Patrice Grimaud (à gauche sur la photo ci-dessous), qui est également représentant d'Agreenium, l'Institut agronomique, vétérinaire et forestier de France, livre en exclusivité à  CommodAfrica son analyse et ses objectifs.

Le 19 mai dernier, le Cirad a rouvert un bureau à Abidjan. Pouvez-vous nous décrypter l'importance de l'évènement ?

C'est une étape supplémentaire à celles qui ont réellement commencé lorsque le président Hollande à proposer à notre président directeur général, Michel Eddi, de l'accompagner en Côte d'Ivoire en juillet 2014. Je venais d'être nommé à Ouagadougou comme directeur régional Afrique de l'Ouest continentale et on en a profité pour signer une convention cadre avec le Centre national de recherche agronomique (CNRA) de Côte d'Ivoire qui avait été le lieu d'accueil et le partenaire privilégié des instituts à l'origine même de la création du Cirad.
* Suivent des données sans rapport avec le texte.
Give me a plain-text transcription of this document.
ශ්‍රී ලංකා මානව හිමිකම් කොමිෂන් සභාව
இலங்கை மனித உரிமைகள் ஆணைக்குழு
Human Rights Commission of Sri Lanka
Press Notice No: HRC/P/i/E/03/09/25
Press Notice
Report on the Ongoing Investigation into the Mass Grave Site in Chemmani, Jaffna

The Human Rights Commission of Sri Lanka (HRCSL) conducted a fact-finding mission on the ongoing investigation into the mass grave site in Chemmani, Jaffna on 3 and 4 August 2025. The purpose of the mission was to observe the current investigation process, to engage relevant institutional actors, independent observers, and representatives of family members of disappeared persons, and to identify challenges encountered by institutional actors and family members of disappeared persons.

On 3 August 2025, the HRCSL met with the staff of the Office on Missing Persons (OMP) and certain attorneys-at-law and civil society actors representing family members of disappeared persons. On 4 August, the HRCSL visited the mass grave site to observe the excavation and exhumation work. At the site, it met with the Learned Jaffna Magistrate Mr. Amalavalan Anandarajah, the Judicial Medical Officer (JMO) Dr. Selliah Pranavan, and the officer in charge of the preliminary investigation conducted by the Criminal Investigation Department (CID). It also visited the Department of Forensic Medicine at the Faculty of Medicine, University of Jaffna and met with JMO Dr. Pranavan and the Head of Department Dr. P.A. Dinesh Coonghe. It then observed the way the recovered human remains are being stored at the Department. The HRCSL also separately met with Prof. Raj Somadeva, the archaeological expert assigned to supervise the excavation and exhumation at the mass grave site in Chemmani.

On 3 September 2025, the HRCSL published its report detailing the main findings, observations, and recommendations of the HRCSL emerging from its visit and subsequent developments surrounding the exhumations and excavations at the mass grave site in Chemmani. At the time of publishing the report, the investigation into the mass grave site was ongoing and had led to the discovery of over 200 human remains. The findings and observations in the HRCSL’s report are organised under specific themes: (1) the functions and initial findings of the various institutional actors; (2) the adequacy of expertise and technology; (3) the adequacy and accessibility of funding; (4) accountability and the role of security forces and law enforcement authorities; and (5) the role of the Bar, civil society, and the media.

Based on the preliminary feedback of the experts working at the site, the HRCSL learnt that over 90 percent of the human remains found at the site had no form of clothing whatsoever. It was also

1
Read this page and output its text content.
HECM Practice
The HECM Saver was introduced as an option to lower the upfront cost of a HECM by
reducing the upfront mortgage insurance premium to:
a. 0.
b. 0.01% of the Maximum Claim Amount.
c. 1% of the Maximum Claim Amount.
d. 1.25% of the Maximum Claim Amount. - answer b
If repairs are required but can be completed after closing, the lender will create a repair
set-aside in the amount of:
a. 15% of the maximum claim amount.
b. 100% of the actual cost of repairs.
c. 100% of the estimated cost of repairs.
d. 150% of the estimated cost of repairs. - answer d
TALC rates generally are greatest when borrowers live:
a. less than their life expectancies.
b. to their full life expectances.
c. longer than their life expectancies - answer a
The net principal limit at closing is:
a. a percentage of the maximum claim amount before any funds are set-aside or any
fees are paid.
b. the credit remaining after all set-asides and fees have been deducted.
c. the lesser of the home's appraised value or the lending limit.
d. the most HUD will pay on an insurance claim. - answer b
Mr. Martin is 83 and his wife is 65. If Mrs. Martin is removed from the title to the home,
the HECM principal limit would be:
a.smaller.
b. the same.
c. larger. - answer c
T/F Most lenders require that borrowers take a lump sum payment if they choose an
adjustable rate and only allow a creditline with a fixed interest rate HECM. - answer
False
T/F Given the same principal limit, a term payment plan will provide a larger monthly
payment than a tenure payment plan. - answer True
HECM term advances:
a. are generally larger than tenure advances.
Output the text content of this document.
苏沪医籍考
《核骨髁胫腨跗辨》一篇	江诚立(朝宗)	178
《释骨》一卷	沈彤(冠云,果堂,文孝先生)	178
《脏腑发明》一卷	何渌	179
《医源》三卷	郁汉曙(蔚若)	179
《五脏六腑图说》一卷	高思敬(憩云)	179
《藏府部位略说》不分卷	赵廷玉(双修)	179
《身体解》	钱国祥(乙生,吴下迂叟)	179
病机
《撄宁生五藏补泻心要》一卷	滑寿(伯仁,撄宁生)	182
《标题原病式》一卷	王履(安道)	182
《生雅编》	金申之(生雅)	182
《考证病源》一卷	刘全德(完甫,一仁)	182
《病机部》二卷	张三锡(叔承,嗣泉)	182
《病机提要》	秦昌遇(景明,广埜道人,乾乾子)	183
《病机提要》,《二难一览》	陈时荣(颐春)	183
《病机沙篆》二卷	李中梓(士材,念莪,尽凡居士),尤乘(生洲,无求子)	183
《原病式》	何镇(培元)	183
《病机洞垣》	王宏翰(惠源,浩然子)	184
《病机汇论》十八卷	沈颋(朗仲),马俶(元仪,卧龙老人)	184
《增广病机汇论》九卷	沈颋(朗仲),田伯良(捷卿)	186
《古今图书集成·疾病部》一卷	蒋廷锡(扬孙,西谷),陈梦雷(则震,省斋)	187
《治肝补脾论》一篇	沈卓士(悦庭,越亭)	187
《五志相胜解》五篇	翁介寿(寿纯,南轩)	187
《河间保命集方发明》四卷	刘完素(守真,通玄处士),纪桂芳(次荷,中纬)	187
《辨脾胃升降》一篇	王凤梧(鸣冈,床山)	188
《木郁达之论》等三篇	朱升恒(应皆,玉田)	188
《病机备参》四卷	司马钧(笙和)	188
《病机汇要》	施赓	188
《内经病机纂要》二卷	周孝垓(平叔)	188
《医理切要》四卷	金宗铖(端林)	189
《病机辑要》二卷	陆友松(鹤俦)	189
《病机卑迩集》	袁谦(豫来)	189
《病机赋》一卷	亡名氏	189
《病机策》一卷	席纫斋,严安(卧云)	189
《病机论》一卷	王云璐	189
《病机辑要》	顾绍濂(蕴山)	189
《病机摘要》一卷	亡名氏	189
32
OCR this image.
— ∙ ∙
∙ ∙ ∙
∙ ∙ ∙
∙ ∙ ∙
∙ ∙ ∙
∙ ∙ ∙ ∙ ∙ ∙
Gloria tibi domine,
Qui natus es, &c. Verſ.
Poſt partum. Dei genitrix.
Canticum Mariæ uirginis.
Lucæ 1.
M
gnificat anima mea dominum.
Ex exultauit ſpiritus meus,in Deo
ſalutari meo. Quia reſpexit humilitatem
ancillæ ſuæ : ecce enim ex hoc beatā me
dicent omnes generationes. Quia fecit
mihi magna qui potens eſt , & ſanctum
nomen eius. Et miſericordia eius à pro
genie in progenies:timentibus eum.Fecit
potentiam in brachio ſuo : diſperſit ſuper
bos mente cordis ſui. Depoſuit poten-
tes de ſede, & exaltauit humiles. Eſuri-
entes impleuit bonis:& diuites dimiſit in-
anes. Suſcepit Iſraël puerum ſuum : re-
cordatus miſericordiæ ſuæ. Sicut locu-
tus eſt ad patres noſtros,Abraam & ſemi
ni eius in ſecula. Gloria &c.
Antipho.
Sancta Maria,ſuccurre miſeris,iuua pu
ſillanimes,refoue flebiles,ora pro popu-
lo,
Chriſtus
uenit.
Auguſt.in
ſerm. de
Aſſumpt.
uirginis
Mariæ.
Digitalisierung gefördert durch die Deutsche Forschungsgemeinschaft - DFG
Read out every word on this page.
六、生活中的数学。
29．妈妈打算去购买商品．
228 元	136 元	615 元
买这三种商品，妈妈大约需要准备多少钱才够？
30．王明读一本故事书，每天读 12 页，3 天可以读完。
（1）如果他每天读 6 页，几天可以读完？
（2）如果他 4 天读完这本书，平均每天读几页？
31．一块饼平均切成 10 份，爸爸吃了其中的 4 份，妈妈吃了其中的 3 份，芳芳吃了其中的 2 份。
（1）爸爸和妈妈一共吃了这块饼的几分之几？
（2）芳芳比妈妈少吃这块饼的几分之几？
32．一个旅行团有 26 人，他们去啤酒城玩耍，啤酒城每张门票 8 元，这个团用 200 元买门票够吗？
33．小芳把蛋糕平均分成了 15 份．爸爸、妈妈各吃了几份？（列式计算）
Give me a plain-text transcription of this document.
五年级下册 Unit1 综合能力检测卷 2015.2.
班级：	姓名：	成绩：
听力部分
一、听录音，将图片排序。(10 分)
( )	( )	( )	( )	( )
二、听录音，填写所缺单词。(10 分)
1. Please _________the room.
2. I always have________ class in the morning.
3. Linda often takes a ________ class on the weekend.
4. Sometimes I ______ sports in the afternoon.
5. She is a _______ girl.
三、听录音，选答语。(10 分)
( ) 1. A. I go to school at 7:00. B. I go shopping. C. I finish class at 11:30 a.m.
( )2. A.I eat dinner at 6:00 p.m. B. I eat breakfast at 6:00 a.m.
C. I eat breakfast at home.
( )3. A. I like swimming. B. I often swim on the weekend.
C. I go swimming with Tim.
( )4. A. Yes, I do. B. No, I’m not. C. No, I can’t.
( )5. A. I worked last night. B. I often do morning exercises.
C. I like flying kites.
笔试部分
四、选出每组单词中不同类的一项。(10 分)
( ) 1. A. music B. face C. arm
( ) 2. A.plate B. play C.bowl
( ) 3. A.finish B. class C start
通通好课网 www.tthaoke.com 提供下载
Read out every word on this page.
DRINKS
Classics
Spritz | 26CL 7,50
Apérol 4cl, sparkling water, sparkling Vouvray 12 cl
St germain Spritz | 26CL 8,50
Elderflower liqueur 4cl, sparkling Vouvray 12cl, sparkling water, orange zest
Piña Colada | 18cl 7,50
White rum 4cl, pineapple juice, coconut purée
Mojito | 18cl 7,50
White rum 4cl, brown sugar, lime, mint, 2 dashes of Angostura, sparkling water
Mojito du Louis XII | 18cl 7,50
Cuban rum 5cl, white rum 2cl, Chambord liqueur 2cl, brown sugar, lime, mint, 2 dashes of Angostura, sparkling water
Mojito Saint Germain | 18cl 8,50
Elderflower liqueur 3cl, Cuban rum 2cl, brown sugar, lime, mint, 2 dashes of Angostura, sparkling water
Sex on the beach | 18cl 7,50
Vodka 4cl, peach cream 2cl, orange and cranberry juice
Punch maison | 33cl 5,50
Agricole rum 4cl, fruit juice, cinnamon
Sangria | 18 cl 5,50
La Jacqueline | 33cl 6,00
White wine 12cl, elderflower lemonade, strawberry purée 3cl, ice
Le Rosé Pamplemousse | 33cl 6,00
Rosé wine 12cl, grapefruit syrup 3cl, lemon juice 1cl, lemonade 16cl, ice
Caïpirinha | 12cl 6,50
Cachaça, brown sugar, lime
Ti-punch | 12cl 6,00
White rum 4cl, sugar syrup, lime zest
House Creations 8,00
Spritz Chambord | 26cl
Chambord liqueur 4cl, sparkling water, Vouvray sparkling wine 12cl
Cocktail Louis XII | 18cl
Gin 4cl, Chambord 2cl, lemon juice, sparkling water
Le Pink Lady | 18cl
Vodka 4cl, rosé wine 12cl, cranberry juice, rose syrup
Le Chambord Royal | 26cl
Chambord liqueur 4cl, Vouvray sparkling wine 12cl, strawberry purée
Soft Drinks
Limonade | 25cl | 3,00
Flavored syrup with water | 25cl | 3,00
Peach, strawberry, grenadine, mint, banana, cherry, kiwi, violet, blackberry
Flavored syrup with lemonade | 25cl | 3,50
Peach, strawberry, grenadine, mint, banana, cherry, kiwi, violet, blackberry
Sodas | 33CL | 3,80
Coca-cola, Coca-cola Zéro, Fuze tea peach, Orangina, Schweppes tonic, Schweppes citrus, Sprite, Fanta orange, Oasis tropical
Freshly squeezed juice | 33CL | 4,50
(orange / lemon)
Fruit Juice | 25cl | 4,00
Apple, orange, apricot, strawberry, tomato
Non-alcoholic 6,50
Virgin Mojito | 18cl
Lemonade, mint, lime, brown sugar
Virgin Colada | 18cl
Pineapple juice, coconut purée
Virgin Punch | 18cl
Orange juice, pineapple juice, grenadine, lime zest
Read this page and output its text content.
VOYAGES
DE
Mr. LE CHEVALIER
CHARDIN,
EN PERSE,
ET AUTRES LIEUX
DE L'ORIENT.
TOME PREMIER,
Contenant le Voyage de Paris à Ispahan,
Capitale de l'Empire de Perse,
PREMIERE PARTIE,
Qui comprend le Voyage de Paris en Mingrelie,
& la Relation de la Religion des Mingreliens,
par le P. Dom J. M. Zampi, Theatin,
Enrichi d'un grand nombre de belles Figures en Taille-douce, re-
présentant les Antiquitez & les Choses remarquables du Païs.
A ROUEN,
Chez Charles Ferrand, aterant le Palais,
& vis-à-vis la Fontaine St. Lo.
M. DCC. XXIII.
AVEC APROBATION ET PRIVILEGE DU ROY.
Suite à cela, en avril 2015, alors que j'étais à Ouagadougou et faisant des voyages réguliers à Abidjan, on s'est rapproché du Fonds interprofessionnel pour la recherche et le conseil agricoles (Firca) sur le conseil de beaucoup de nos partenaires, notamment de l'Agence française de développement (AFD). C'est au Firca que vont être confiés de nombreux financements dans le cadre du contrat de désendettement et de développement (C2D). Le Firca ayant le terme "recherche" dans son sigle, il paraissait effectivement incontournable de passer des accords permettant de travailler ensemble, notamment de pouvoir profiter de fonds qui existaient déjà lors d'une première phase du C2D mais dans laquelle la recherche agronomique n'était pas du tout impliquée.

Avec le Firca, il a été décidé de travailler sur des projets pour que le CNRA et le Cirad puissent bénéficier de ces fonds C2D dans une deuxième phase dont on attend toujours la mise en route mais qui devrait arriver assez rapidement.

C'est-à-dire?

Ce mois de juin, sans doute. Toutes les conventions d'attribution des fonds de l'AFD vers la Côte d'Ivoire sont signées. Maintenant, nous sommes au stade où nous allons passer de l'attribution des fonds aux organismes bénéficiaires à ceux qui vont être les opérateurs. Et le Cirad fait maintenant partie de ces opérateurs. Il est maintenant dans la photo alors qu'il ne l'était absolument pas lors de la première phase.

De quels montants sont ces fonds ?

Le Firca va recevoir une enveloppe de € 8 millions qui sont à partager entre plusieurs partenaires et nous, Cirad, espérons pouvoir en bénéficier en partie au travers d'appels à fonds compétitifs qui vont être passés dès que le Firca aura réceptionné ces fonds. Pour l'instant, nous sommes dans une phase un peu d'expectative, sachant que certains des projets que nous avions présentés avec le CNRA, notamment les projets sur le coton, sur les productions animales, sur les fruits et maraîchage, ont, quant à eux, déjà été arbitrés. On va avoir environ FCFA 800 millions (€ 1,2 million) pour commencer à travailler sur ces trois spéculations agricoles particulières dès la signature ce mois-ci entre les ministères maître d'œuvre du C2D et les opérateurs.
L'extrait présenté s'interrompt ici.